In the remainder of this chapter, I would like to reflect on the effects of our practice through the Forensic Oceanography project. The lack of perceived effect of my video practice prior to this project as well as its unexpected complicity with the government of migration had been the initial impetus for me to reconsider the effects of the image practices and objects I discussed in Image/Migration. I embarked into the project of Forensic Oceanography with the hope of finding a new language and new modalities to contest the border regime through aesthetic and knowledge practices by targeting direct responsibilities for the deaths of migrants at sea. Almost four years after the beginning of this project, how does the reality of the projects’ effects in the world measure with my initial hopes? In what follows I first discuss the effects of our project in relation to the legal sphere it targeted, and then attend to the unexpected ripple-effects it produced, in particular in terms of how our methodology was seized by a multitude of other actions in the frame of WatchTheMed.
Defending Illegalised Subjects Through Legal Politics: Limits and Potentialities
Let me first come back to the initial hopes that accompanied the beginning of Forensic Oceanography. I mentioned in the prologue to this chapter the anecdote of Eyal Weizman being threatened of law suit by a military officer, which led him to consider the need to articulate theory with “a certain journalistic forensics”, which involved naming people and institutions responsible for specific actions rather than referring to them on a higher level of generality and anonymity. This, Weizman argued, allowed to
“intervene within the system itself” (Weizman 2010b: 301). Intervene, but how, to what effect and within what limits? In the frame of the Forensic Architecture project, the aim was to experiment with the documentation of violations geared towards the legal sphere, as a space where specific actors may be demanded to respond for their (in)actions. But how does accountability in front of a court of law intervene in the world? The most basic and commonly held assumption is that, if the law is meant to codify the behaviour of humans so as to limit the drives that render “man a wolf for man” (in the famous Hobbesian formulation), in turn the prosecution and condemnation of criminal deeds will lead to them being stopped, and act dissuasively in the future. The law and the institutions that are charged of its application are thus seen as protective in relation to
past, present and future violence. These general assumptions of the protective and limiting nature of the law were further exacerbated within the frame of human rights which came to be seen in the course of the second half of the 20th century as the last limit to the exercise of power (Foucault 1981; Koskenniemi 2010).

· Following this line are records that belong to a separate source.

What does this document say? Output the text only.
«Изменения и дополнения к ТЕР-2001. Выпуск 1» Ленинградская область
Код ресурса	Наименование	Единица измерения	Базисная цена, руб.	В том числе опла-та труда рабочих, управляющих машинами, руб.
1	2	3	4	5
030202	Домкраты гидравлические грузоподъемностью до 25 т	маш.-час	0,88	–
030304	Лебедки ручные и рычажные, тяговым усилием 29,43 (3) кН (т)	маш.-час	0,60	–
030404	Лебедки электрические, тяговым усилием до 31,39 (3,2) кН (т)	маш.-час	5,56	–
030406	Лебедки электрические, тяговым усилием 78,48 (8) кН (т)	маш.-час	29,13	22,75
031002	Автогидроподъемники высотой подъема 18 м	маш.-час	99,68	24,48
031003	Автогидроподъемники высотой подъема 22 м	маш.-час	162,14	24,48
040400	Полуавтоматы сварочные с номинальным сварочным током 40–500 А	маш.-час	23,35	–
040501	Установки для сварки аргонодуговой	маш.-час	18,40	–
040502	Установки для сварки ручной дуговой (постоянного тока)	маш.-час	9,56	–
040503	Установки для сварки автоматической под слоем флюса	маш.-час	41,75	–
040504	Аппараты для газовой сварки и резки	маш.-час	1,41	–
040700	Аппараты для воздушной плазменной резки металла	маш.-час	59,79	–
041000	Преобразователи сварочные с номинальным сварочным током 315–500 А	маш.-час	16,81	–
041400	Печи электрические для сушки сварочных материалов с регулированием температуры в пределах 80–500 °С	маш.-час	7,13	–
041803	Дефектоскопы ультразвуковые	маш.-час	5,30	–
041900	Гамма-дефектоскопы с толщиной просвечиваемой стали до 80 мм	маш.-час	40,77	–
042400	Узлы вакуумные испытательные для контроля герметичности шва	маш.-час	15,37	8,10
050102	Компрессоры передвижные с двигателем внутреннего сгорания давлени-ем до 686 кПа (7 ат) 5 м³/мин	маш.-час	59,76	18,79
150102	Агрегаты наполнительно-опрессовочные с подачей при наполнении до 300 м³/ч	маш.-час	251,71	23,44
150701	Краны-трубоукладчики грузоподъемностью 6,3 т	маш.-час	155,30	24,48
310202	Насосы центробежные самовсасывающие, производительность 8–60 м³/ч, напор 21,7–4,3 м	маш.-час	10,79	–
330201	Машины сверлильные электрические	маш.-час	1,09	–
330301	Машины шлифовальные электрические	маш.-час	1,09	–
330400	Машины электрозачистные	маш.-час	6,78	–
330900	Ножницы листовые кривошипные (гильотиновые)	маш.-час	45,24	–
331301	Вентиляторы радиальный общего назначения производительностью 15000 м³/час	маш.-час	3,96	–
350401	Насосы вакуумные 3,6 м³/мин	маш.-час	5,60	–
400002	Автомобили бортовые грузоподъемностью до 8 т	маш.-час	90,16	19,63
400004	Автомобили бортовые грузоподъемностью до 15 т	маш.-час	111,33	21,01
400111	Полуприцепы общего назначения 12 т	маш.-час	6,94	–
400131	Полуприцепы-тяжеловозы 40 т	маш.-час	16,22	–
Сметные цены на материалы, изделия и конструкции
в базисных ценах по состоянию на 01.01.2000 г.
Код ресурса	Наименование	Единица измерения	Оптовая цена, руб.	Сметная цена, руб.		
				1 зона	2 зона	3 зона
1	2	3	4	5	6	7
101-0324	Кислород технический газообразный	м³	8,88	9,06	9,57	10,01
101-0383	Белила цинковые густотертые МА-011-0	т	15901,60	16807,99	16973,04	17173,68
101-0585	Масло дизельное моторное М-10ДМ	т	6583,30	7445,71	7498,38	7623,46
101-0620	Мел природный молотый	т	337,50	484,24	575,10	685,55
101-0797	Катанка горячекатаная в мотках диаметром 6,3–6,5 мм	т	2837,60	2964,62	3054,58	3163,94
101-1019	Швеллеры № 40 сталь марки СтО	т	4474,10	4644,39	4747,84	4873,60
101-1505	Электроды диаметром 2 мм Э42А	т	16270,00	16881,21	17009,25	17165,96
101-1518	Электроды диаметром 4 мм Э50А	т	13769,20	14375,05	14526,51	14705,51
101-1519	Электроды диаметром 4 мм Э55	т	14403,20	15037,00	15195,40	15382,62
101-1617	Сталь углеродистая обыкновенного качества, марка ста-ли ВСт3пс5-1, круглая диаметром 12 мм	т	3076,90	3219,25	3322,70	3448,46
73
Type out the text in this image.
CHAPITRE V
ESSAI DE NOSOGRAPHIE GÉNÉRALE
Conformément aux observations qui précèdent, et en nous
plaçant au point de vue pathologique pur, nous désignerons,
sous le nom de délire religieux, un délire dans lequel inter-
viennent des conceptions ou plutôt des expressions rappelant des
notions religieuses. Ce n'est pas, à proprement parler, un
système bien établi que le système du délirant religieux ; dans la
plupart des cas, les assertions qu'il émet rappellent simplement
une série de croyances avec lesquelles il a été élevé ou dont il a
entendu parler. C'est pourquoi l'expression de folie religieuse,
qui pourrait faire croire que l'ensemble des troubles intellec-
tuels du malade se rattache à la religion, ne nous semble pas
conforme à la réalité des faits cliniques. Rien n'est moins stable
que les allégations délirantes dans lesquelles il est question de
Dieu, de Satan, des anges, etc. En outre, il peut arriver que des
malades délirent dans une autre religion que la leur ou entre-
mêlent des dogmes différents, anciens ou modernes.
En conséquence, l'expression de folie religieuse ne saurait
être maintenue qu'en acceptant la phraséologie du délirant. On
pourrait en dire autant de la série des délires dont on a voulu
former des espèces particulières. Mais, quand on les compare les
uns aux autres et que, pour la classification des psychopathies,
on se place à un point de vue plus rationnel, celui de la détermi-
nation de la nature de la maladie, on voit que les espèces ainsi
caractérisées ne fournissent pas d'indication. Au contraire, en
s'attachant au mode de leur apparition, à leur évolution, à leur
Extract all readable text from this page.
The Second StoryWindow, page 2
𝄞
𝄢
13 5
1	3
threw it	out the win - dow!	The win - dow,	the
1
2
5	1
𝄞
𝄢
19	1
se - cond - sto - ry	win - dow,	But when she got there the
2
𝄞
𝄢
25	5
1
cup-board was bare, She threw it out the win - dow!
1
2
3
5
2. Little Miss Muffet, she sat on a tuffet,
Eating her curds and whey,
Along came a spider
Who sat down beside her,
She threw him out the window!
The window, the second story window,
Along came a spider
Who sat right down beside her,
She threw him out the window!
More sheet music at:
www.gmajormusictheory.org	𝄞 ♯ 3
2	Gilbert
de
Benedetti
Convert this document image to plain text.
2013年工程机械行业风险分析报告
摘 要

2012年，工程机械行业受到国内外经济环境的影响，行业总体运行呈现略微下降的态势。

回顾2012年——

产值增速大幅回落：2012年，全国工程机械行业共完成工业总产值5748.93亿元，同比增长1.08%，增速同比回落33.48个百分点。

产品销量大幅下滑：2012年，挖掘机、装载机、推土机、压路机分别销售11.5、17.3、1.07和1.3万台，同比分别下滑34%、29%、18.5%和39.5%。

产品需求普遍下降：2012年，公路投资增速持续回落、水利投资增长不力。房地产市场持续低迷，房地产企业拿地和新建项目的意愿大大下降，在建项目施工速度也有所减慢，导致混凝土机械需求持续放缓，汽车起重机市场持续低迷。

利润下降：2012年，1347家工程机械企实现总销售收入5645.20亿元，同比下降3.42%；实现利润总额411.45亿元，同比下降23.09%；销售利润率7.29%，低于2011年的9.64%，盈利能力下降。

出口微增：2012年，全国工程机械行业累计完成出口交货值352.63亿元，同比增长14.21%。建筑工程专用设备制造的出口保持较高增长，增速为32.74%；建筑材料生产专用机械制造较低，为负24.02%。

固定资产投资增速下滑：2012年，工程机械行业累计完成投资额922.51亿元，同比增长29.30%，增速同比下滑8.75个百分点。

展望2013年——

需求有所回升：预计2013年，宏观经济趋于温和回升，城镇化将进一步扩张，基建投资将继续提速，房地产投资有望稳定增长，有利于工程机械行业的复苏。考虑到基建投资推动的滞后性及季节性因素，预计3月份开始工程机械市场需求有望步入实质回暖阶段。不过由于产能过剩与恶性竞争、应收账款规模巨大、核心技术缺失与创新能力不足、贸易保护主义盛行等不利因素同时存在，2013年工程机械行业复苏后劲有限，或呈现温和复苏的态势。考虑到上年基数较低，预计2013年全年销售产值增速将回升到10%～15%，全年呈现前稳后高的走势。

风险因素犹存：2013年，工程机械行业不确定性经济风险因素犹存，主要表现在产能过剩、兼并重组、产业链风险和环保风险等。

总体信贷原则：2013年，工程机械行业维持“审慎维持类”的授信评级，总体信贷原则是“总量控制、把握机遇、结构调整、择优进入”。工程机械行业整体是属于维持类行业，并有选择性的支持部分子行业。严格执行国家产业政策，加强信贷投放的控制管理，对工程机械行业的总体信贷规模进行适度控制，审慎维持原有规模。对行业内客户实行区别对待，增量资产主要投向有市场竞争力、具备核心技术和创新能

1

There is a wide critical literature concerning the emancipatory potential of the legal sphere, which challenges these positive assumptions on several grounds, of which I will only mention a few that are of particular relevance for my discussion.107 First, critiques argue that the law is not a neutral arbiter of violence, but participates in many ways in the perpetuation of violence, enabling relations of domination and exploitation. From a Marxist perspective, the law at least partially creates the conditions in which political and economic power is exercised – for example is acting as the guarantor of private property (Knox 2010). The formal equality endowed by the state to its citizens merely hides the social inequality that is relegated to the private sphere (Marx 1844; Bhandar 2012: 60-62). Imperialist wars have also increasingly been justified in the language of humanitarianism and human rights, in the name of defending particularly vulnerable and oppressed people (Rieff 1999; Waal 2002; Keenan 2005). Through the concept of
“lawfare”, scholars also point to the idea that international law is a part of modern warfare, and can be used as a weapon by both sides (Knox 2010; Dunlap 2008).
International humanitarian law frames and thereby enables war at least as much as it restricts it, and its very limits are customary and elastic, defined and redefined through their transgression (Weizman 2012b: 90-92). Law is certainly deeply implicated in the deaths of migrants at sea, which, as I have argued several times, are first and fore most the product of migration policies and legislations which illegalise the movement of the majority of the worlds population towards the EU and other core regions of the world system. As such, these deaths are the product of a foundational political and legal violence.
Second, critiques have argued that the law only ever allows one to demand justice in relation to events framed within a particularly limited vocabulary, which can never account for the deepest and most pervasive forms of violence. The strongest critique is once again from a Marxist perspective: justice and injustice depend on structural causes which lie beyond the realm of the law: the modes of production and appropriation of the capitalist world system. As a result, demands for justice necessarily exceed the language of the law (Balibar 2012: 14-24). Again, this critique is particularly relevant for deaths
at sea. The cases of violations brought to courts are mostly filed by individuals claiming to having been violated of a specific right by specific actors. However, the structural violence of the migration regime results not in one, but in thousands of cases of deaths, and the (in)actions of individuals are enabled and constrained by broader migration policies, which are difficult to address in legal terms. As a result, redressing the specific crimes recognised by the law – such as non-assistance – can never be sufficient to undo the foundational violence of exclusionary migration policies. Mobilising a legal discourse in turn runs the risk of depoliticisation, turning the quest for bringing an end to violations and deaths at sea into a purely technical question (ensuring the respect of the obligation to rescue people in distress) and making the migration regime appear
“more humane”. In this way, the limitations of the law risk turning once again those who mobilise it into accomplices of the forms of violence they seek to denounce.
Third, while the use of the law to bring an end to violence is thus limited, it drains a tremendous amount of emancipatory hopes and energies, diverting them from other forms of action, such as seeking to change legislation and social movements (Rosenberg 2005: 796). Wendy Brown sees human rights-based activism as a “politics of fatalism”, an antipolitical politics of suffering reduction, which diverts us from more ambitious justice projects (2004: 462). Certainly we can see easily how this critique bears on the politics of migration: instead of endlessly defending asylum applications with little success, why not invest instead in mounting a political movement capable of changing the policies that have been designed to make these applications fail and have turned the asylum process into a factory of illegalisation (Agier 2011)?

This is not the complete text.